ROVOP has won a £45 million deal to supply Remote Operated Vessel services on projects in areas such as the North Sea for London-based Ceona.

The Aberdeen-based company will provide ROVs that will operate from vessels Ceona is developing for use on projects such as laying deepwater pipelines.

With backing from US investment bank Goldman Sachs, Ceona aims to capitalise on booming investment in subsea projects by oil and gas firms around the world. The North Sea is one of its target areas.

The contract should help ROVOP maintain the rapid growth the company has achieved to date.

Founded in 2011, ROVOP recorded turnover of £10m in the last 12 months.

The company already has more than 50 employees.

The company's rapid growth provides evidence of the boom in high value services activity in the UK, which is being powered by surging investment by oil and gas firms in UK waters.

The subsea industry has been a big beneficiary of moves by companies like Shell and BP to invest billions of pounds developing big new fields west of Shetland.

The development of the new fields has triggered heavy investment in infrastructure that will be installed on the seabed. This includes the facilities that are used to connect subsea wells with production platforms and pipelines.

In July, Subsea UK said the sector could increase its output to £11.1bn in 2016 from £8.9bn in 2012.

Almost half the respondents to a survey by the trade body expected to achieve growth of at least 20% in the next three years.

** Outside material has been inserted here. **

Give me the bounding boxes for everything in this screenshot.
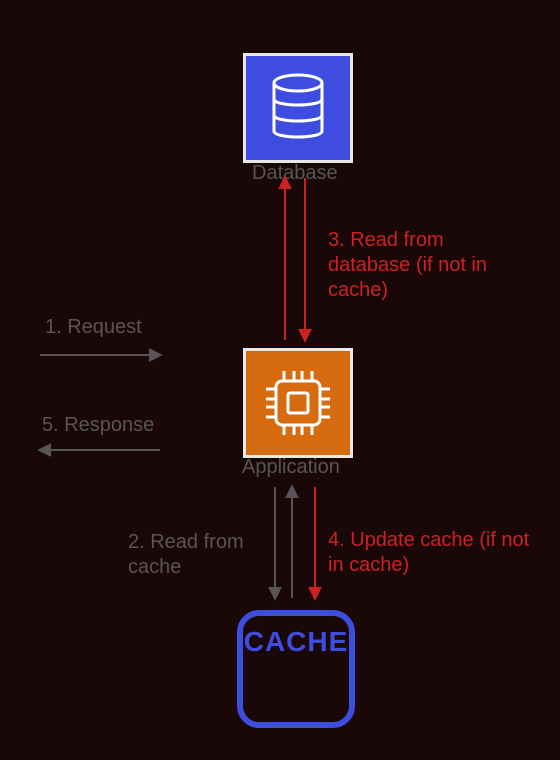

The number of jobs supported by the UK industry increased to 66,000 last year, including those working in the wider supply chain, from 50,000 in 2010.

ROVOP's managing director Steven Gray noted that Subsea UK aims to help the UK industry recruit the thousands of people it expects will be needed to meet demand.

The increase in activity has sparked concerns that companies may be hampered by a shortage of firms with the specialised skills required in subsea engineering.

However, Mr Gray noted ROVOP has developed its own academy to help train people. This features a £250,000 simulator.

He said: "Over the last 18 months, ROVOP has already recruited 50 people and through our proprietary ROVOP Academy, we believe we will continue to attract new talent."

Mr Gray said the academy allows the firm to provide a structured career progression for its ROV pilots.

Mr Gray founded ROVOP after working as a lawyer at Dundas & Wilson and in the private equity industry with Lloyds Development Capital.

He set up Rovop with Mark Vorenkamp and Scott Freeland -who have oil services backgrounds.

The company has been able to tap into strong investor enthusiasm for the subsea sector and secured £8m funding within its first 14 months.

The Scottish Loan Fund agreed to provide up to £5m, while Royal Bank of Scotland provided £1m. ROVOP also secured £2m lease finance from undisclosed private investors.

Ceona is also targeting markets such as Brazil, the Gulf of Mexico and West Africa.

The ROVs will be used on the Polar Onyx and Amazon vessels, which Ceona expects will enter service in 2014 and 2015 respectively. The ships have been designed to operate in remote and challenging environments.